Er hoffte auf Trost. Aber selbst mit Wut würde er fertig werden. Alles war besser als diese vollkommene Stille, diese schreckliche Leere, die die Fehlgeburt hinterlassen hatte.
Lange Zeit sagte niemand etwas. Dann klang Helgas Stimme auf. Sie war nur ein Flüstern, als trage ein Windhauch sie herbei. „Wir wenden uns einer Welt zu, die anders ist als die unsere und doch aufs Engste damit verknüpft. Nichts, was dort geschieht, geschieht ohne Bezug zu unserer Welt, denn jede Seele, die dort weilt, ist einmal durch das Leben gegangen, sei es für hundert Jahre oder für wenige Augenblicke. Das wollen wir nicht vergessen. Wenn uns etwas fremd vorkommt, dann nur, weil wir selbst uns fremd sind, weil wir lediglich ahnen können, wer wir sind, woher wir kommen und wohin wir gehen. Seid ihr bereit?“
Die Frauen murmelten ein dumpfes „Ja“, und Hannes schloss sich ihnen an, obwohl er nicht recht wusste, wie man sich zu fühlen hatte, wenn man „bereit“ war.

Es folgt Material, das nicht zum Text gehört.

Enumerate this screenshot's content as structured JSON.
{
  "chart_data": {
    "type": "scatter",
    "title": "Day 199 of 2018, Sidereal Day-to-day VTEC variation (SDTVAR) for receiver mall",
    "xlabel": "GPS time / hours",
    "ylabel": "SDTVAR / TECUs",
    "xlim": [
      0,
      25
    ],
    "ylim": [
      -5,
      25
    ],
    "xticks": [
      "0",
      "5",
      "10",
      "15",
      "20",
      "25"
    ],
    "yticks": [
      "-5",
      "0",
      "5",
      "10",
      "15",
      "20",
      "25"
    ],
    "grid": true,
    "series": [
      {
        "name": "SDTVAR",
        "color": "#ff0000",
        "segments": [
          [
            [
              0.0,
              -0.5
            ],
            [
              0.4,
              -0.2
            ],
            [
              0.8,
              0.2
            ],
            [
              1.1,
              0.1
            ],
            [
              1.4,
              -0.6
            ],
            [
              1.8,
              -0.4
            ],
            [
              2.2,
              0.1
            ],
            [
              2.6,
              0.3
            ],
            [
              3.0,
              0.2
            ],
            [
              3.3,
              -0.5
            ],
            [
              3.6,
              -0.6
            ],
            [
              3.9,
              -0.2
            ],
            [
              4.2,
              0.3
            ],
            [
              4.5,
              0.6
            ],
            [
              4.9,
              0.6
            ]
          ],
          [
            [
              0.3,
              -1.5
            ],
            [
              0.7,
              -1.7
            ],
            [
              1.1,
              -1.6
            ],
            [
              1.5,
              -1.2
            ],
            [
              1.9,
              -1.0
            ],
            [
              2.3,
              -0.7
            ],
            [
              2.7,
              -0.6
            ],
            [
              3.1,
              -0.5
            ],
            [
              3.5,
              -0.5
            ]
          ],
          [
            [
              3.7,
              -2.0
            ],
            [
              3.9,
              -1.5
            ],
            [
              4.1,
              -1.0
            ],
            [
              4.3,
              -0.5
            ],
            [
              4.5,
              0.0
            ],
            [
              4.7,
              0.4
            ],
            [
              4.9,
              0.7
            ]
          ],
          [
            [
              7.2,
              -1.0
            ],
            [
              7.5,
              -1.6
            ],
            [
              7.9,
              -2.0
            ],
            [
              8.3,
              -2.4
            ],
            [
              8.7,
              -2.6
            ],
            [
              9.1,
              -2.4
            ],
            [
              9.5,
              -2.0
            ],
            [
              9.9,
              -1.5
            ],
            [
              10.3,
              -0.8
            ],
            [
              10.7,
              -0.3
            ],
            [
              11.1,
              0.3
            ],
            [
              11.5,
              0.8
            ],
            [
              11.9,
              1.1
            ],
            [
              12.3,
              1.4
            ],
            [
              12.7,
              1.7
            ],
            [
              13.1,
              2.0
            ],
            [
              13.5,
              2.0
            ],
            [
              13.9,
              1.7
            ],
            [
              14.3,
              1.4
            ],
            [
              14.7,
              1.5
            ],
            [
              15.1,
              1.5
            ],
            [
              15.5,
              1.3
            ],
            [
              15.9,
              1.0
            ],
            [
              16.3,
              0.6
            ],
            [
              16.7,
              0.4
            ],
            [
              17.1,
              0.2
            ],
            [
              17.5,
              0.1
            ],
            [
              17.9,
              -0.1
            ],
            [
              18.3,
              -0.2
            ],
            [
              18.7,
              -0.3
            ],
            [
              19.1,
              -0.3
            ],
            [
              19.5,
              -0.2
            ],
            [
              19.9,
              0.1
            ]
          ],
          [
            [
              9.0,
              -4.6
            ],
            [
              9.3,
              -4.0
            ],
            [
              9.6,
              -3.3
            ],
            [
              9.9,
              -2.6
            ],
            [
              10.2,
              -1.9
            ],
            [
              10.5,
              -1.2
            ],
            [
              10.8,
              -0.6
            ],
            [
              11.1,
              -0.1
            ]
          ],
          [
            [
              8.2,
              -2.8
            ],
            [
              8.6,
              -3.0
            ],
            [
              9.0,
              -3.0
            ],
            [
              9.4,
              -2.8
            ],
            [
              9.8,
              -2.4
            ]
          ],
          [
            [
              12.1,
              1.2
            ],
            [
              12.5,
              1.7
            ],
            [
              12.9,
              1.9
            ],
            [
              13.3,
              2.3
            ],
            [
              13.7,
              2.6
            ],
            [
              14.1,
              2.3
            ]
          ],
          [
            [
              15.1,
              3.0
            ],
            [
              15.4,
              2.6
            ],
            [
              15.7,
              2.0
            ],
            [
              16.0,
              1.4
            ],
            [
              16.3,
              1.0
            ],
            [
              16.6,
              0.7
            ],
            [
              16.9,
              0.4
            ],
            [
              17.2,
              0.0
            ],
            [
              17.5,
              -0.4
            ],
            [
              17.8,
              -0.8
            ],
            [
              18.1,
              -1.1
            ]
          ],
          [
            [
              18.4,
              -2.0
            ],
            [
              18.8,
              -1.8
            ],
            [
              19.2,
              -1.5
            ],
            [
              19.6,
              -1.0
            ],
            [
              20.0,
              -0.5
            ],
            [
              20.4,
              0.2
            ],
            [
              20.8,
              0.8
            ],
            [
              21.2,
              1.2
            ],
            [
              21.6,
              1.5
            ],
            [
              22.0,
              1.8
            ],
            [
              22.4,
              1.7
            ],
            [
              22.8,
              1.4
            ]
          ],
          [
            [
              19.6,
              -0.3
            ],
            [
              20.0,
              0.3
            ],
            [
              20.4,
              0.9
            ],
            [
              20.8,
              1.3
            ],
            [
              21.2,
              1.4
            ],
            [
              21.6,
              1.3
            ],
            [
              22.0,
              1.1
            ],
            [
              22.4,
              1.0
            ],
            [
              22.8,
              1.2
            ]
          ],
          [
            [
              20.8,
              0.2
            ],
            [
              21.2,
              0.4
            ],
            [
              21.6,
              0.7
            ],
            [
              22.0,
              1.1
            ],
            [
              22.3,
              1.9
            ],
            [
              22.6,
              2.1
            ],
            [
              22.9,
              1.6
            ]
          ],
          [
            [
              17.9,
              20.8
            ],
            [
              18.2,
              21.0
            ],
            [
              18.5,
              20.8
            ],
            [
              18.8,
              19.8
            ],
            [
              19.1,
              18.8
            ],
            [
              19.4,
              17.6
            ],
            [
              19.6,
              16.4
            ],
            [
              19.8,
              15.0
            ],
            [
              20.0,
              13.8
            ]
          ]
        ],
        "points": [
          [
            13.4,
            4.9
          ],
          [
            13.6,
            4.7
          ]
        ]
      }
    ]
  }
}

„Wir kennen nicht die Beschaffenheit der Tore, die die Lebenden von den Toten trennen“, sprach Helga langsam weiter, als formuliere sie ein spontanes Gebet. „Aber wir wissen, wie sie zu öffnen sind. Wir wissen es, weil es in unseren Herzen steht. Es gibt kein Ritual dafür, nur ein Gefühl. Suchen wir dieses Gefühl in uns. Drücken wir die Tore auf, nur einen winzigen Spalt weit, damit unsere Stimme drüben zu vernehmen ist.“
Hannes hörte Räuspern und Husten von den Frauen. Ein Magen knurrte, und von schräg hinter ihm erklang verhaltenes Stöhnen. Er war kurz davor, die Augen zu öffnen, aber er beherrschte sich.
„Hannes, du kannst jetzt zu rufen beginnen. Deine körperliche Stimme darf dabei ganz leise bleiben. Wichtig ist, dass dein Herz aus aller Kraft schreit.“
Er schluckte, und schließlich wisperte er: „Mein Sohn …“ Er spürte, wie bei den Worten in seinem Inneren etwas zu schwingen begann, und so lächerlich es klang, ihm war tatsächlich, als würde das Herz in seiner Brust zu schreien beginnen. Für einige Sekunden verwirrte ihn die Empfindung, dann flüsterte er erneut: „Mein Sohn … komm zu deinem Vater. Wir … sollten uns wenigstens einmal kennen lernen …“
Die Wasserschüssel in seinen Händen vibrierte. Wasser lief über den Rand. Er spürte eine Kälte, aber es war kein Luftzug, sondern kam von der Schüssel her, als würde das Wasser darin von Zimmertemperatur bis auf den Gefrierpunkt absinken. Einige Minuten lang konnte er nichts sagen und nichts tun, fühlte nur, wie sich allmählich etwas veränderte.
„Er ist schon da“, verkündete Helga. „Er hat gleich hinter der Tür auf deinen Ruf gewartet. Du kannst die Augen jetzt vorsichtig öffnen. Aber erschrick nicht, wenn du etwas siehst oder spürst.“
Es war ein Schock für Hannes. Hatte sein Sohn wirklich gewartet ? Er stellte sich vor, was gewesen wäre, wenn er ihn nicht gerufen hätte. Wie lange hätte er gewartet? Eine Ewigkeit lang? Tief atmete er durch, und es war der schwierigste Atemzug seines Lebens – ein unbeschreibliches Grauen schien daran zu arbeiten, jeden Muskel in seinem Körper zu lähmen.
Das Wasser in der Schale kräuselte sich. Von der Mitte her breiteten sich in regelmäßigen Abständen Wellen aus, wurden stärker und ließen das Wasser immer häufiger überschwappen. Hatte er zuvor den Grund der Schale sehen können, so war das Wasser nun leicht trüb geworden, als hätte jemand ein paar Tropfen Milch hineingeschüttet.
Seine Hände zitterten. Sie zitterten so heftig, dass er fürchtete, die Schale fallen zu lassen. Krampfhaft umgriff er das Tongefäß, doch je kräftiger er sich daran klammerte, desto heftiger wurde das Zittern.